The first meeting will be held from 5 to 7 p.m., at the Human Services Building in Mount Airy on Thursday.
Subsequent meetings will be held from 5 to 7 p.m., on May 22 at Dobson Town Hall, on May 29 at the Pilot Center in Pilot Mountain and on June 12 at the Elkin Center in Elkin.
White noted that the meetings are going to be “floating” events.
“The public can drop by at any time during the meetings to offer up their suggestions about the recreational needs in Surry County,” he said. “There will be a survey available, and we’ll be taking public comment as well.”
For White, the plan serves a a guideline for how his department will move forward over the next 10 years.

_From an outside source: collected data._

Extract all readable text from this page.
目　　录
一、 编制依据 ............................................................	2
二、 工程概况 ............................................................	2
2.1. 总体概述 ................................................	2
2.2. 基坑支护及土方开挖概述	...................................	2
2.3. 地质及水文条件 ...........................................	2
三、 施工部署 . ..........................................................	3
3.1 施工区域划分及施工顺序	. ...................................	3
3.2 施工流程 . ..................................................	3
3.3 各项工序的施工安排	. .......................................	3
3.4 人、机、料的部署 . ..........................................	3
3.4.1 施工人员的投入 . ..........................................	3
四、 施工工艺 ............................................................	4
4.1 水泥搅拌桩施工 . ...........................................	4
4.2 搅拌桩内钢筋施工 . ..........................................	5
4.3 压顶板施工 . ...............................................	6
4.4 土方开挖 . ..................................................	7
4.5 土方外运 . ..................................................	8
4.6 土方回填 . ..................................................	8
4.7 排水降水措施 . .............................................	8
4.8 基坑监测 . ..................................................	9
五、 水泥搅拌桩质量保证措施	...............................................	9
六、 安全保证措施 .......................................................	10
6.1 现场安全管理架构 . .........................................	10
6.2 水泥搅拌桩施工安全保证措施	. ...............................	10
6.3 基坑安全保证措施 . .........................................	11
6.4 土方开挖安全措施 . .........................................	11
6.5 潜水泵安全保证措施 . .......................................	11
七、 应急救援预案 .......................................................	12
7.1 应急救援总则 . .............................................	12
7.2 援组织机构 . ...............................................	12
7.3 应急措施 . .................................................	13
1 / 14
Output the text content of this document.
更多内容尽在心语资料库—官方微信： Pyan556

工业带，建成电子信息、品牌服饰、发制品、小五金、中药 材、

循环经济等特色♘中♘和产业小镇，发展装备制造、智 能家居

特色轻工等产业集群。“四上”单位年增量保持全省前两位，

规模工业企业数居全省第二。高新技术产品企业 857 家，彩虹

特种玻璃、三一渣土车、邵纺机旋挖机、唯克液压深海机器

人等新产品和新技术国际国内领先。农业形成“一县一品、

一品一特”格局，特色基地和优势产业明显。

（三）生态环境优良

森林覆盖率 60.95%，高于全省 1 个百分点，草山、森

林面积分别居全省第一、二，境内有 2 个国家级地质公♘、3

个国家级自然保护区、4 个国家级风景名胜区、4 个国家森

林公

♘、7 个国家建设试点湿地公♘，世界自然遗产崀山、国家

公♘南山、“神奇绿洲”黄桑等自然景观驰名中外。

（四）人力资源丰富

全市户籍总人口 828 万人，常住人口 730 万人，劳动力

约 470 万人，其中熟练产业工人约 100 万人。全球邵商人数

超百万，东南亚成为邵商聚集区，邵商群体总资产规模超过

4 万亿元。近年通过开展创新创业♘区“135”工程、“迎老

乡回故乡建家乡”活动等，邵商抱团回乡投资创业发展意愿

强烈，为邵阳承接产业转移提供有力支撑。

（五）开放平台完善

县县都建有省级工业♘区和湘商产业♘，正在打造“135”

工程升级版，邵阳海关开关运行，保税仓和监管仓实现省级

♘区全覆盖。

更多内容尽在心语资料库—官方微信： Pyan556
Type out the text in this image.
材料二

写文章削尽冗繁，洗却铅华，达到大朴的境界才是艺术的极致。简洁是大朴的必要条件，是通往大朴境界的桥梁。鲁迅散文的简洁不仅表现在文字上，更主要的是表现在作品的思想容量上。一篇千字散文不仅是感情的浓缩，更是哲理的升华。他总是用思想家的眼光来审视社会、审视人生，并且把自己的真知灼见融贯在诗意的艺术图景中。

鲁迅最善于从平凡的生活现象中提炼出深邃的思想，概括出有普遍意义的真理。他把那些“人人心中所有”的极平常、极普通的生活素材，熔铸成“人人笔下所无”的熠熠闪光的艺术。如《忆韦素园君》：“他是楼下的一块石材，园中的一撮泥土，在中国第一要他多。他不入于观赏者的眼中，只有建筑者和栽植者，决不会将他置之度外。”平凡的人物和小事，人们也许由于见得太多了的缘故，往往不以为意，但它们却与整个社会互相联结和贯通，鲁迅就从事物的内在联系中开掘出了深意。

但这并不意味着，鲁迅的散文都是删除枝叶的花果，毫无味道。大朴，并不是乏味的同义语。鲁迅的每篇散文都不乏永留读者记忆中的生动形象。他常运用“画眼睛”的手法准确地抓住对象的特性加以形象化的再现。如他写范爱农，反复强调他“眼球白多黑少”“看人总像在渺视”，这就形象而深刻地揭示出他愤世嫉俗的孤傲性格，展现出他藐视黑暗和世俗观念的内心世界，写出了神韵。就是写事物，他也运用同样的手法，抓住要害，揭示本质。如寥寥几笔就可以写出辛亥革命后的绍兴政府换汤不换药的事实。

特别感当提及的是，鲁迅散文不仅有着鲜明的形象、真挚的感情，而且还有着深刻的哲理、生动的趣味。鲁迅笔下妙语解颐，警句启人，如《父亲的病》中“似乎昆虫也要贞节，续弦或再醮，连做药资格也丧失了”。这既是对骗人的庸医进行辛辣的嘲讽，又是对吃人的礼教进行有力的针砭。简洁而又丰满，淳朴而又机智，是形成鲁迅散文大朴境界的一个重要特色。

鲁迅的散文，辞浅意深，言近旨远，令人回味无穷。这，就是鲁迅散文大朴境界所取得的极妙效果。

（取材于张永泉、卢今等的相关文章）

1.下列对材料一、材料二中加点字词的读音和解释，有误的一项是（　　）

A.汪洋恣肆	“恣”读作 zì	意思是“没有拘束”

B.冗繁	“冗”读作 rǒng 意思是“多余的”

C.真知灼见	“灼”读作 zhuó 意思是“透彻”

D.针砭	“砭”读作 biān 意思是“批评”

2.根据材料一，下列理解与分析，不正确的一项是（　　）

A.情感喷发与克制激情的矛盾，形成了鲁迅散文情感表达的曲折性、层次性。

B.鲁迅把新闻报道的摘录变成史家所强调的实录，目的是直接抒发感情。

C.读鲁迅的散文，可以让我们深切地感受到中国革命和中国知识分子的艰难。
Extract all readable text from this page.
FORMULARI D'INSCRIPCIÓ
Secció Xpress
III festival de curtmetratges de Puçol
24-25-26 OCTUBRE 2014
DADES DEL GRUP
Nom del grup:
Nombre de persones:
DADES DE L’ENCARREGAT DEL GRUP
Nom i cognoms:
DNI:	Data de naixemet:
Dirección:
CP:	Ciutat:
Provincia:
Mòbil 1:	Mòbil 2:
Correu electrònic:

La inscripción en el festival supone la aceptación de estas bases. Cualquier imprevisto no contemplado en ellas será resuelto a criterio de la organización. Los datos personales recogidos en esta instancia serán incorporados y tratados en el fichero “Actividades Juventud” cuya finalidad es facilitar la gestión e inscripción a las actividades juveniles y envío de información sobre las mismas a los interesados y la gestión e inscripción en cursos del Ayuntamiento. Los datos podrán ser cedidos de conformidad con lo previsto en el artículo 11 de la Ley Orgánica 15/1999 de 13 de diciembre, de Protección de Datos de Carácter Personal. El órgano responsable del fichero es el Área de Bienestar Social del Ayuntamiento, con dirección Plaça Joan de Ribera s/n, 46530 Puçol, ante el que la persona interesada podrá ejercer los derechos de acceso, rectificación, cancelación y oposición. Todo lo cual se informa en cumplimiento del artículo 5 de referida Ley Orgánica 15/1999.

“This plan is a detailed summary of our current facilities and future needs in the county,” he said. “It includes things that range from capital improvement needs to the need for additional public access to rivers in the county. This document covers a broad range of issues that affect the county. It’s very detailed, and we also take a strong look at census data and then take our current facilities and put them into a spreadsheet and compare them to recreational standards nationally.”
In addition to acting as a road map for future plans, White said the master plan can be used to help pay for projects.
“It also helps us with making funding resources available,” he said. “Things like grants and loans often require we have a master plan in place to show where projects fit into future plans for the county.
“It also allows us to make future decisions with concrete data to back up those decisions and prevents us from spending taxpayer money without public input to know where that money is going and how it will be used,” White added.
White said he has no idea what the public will request.
“I’m keeping my mind open,” he said with a laugh. “But at least this will give us a solid look at where the interest lies in the county while allowing us to compare what we have to national interests and national standards.
“A lot of times a project will pop up and when questions arise about whether to pursue it, I can go back to the master plan and see whether it’s covered in those recommendations,” he added.